La Malédiction de la Méduse
que l’on devine de nature assez souriante, mais qui pour l’immédiat s’efforce au plus grand sérieux : « Madame, le docteur est ici ! » Reine Schmaltz a les traits austères, la bouche pincée. Elle est pâle et porte une chemise de nuit rehaussée de dentelles qui lui enrubannent le cou : « Entrez, Monsieur ! Vos prescriptions m’ont aidée à dormir…» Si le ton s’efforce à la bienveillance, le timbre n’est guère agréable. Madame Schmaltz est affublée d’une voix de pintade haut perchée. Elle m’indique qu’elle a eu par deux fois dans la matinée des « énervements » passagers qui l’ont laissée « en sueur et épuisée ». Le front n’est pas fiévreux, le pouls est régulier et je constate, après lui avoir administré sa potion calmante, qu’elle a masqué le bleu de son hématome temporal avec de la poudre de riz et fait rabattre une mèche de cheveux par-dessus. Je la dispense donc d’un examen trop attentif et me contente d’effleurer du doigt son bleu camouflé : « Promettez-moi, Madame, de veiller à ce qu’on vous passe bien la teinture d’arnica avant la houppette. Pour le reste, je vous prescris encore une journée de repos et la même décoction ce soir…» Elle sent l’huile de cade, la pommade cosmétique et l’ennui.

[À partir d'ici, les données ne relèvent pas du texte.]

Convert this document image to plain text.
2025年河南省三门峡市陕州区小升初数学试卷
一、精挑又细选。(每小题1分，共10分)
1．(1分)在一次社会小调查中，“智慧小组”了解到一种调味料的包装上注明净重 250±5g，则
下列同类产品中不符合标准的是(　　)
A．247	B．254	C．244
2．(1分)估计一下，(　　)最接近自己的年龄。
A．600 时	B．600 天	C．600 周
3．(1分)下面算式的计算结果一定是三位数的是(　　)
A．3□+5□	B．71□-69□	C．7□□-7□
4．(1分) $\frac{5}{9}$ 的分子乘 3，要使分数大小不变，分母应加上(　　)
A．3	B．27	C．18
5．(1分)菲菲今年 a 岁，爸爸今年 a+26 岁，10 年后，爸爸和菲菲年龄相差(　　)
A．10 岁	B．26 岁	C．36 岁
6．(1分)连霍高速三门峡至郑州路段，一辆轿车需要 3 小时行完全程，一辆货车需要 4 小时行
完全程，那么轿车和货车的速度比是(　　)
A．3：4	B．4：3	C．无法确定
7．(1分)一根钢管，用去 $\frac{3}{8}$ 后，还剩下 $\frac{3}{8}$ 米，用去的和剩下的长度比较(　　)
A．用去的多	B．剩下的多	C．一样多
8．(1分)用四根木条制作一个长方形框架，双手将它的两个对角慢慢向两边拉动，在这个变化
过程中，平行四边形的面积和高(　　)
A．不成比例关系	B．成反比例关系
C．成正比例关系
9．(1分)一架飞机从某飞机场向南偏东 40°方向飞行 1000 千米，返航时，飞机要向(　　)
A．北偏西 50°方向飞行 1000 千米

« Madame, Monsieur désire vous visiter…» Je m’apprête à me retirer, mais le gouverneur Schmaltz est déjà dans l’entrée. « Restez, Sauvignon, restez ! On me dit que vous avez été d’un grand secours pour mon épouse, alors continuez, je vous réquisitionne à son chevet…
— Euh mon nom est Savigny, Monsieur le gouverneur…
— Ah oui, pardon ! Enfin Savigny ou Sauvignon, j’aimerais que vous restiez un moment avec votre patiente car je vais devoir l’abandonner. Une réunion d’état-major…»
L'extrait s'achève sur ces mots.